> This could happen in every language ever made. It has nothing to do with rust.
Except it does. This also has to do with culture. In Rust, I get the impression that one can set it up as roughly two communities.
The first does not consider safety, security and correctness to be the responsibility of the language, instead they consider it their own responsibility. They merely appreciate it when the language helps with all that, and take precautions when the language hinders that. They try to be honest with themselves.
The second community is careless, might make various unfounded claims and actions that sometimes border on cultish and gang mob behavior and beliefs, and can for instance spew unwrap() all over codebases even when not appropriate for that kind of project, or claim that a Rust project is memory safe even when unsafe Rust is used all over the place with lots of basic bugs and UB-inducing bugs in it.
The second community is surprisingly large, and is severely detrimental to security, safety and correctness.
Again, this has nothing to do with the point at hand, which is that "in any language, a developer can choose the crash the problem if a unrecoverable state happens". That's it.
Tell me about how these supposed magical groups have anything at all to do with language features. What language can magically conjure triple the memory from thin air because the upstream query returned 200+ entries instead of the 60-ish you're required to support?
I don't think you're actually disagreeing with the person you're responding to here. Even if you take your grouping as factual, there's nothing that limits said grouping to Rust programmers. Or in other words:
> This could happen in every language ever made. It has nothing to do with rust.
SAFETY comments do not magically make unsafe Rust correct nor safe. And Miri cannot catch everything, and is magnitudes slower than regular program running.
I think you might be misreading GP's comment. They are not claiming that SAFETY comments and MIRI guarantee correctness/safety; those are just being used as examples of the extra effort that can be and are expended on the relatively few unsafe blocks in your codebase, resulting in "your probability of success [being] vastly higher" compared to "might as well have used C".
The first two is the same article, but they point out that certain structures can be very hard to write in rust, with linked lists being a famous example. The point stands, but I would say the tradeoff is worth it (the author also mentions at the end that they still think rust is great).

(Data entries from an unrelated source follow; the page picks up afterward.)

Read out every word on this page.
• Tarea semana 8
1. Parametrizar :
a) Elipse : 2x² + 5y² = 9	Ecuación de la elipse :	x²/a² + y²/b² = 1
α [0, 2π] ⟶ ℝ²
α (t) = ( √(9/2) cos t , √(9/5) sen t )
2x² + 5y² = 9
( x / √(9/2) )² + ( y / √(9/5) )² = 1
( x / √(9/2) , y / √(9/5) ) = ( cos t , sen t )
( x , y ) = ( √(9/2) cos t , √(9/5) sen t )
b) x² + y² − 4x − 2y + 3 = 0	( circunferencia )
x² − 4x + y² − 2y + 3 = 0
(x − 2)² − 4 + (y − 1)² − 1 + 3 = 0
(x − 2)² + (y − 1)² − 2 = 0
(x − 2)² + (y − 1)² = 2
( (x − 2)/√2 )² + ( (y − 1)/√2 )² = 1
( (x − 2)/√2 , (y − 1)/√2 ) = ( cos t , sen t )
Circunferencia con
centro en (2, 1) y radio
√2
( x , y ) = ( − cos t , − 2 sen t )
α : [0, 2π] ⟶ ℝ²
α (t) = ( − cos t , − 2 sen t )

The third link is absolutely nuts. Why would you want to initialize a struct like that in Rust? It's like saying a functional programming language is hard because you can't do goto. The author sets themselves a challenge to do something that absolutely goes against how rust works, and then complains how hard it is.
If you want to do it to interface with non-rust code, writing a C-style string to some memory is easier.
And it can easily be more than 5%, since some projects both have lots of large unsafe blocks, and also the presence of an unsafe block can require validation of much more than the block itself. It is terrible of you and overall if my understanding is far better than yours.
And even your argument taken at face value is poor, since if it is much harder, and it is some of the most critical code and already-hard code, like some complex algorithm, it could by itself be worse overall. And Rust specifically have developers use unsafe for some algorithm implementations, for flexibility and performance.
> since if it is much harder, and it is some of the most critical code and already-hard code, like some complex algorithm, it could by itself be worse overall.
(Emphasis added)
But is it worse overall?
It's easy to speculate that some hypothetical scenario could be true. Of course, such speculation on its own provides no reason for anyone to believe it is true. Are you able to provide evidence to back up your speculation?
Is three random people saying unsafe Rust is hard supposed to make us forget about C’s legendary problems with UB, nil pointers, memory management bugs, and staggering number of CVEs?
You have zero sense of perspective. Even if we accept the premise that unsafe Rust is harder than C (which frankly is ludicrous on the face of it) we’re talking about a tiny fraction of the overall code of Rust programs in the wild. You have to pay careful attention to C’s issues virtually every single line of code.
With all due respect this may be the singular dumbest argument I’ve ever had the displeasure of participating in on Hacker News.
> Even if we accept the premise that unsafe Rust is harder than C (which frankly is ludicrous on the face of it)
I think there's a very strong dependence on exactly what kind of unsafe code you're dealing with. On one hand, you can have relatively straightforwards stuff like get_unsafe or calling into simpler FFI functions. On the other hand, you have stuff like exposing a safe, ergonomic, and sound APIs for self-referential structures, which is definitely an area of active experimentation.
Of course, in this context all that is basically a nitpick; nothing about your comment hinges on the parenthetical.
Well, you're the one asking for a comparison with C, and this subthread is generally comparing against C, so you tell us.
> Modern C++ provides a lot of features that makes this topic easier, also when programs scale up in size, similar to Rust. Yet without requirements like no universal aliasing. And that despite all the issues of C++.
Well yes, the latter is the tradeoff for the former. Nothing surprising there.
Unfortunately even modern C++ doesn't have good solutions for the hardest problems Rust tackles (yet?), but some improvement is certainly more welcome than no improvement.
> Which is wrong
Is it? Would you be able to show evidence to prove such a claim?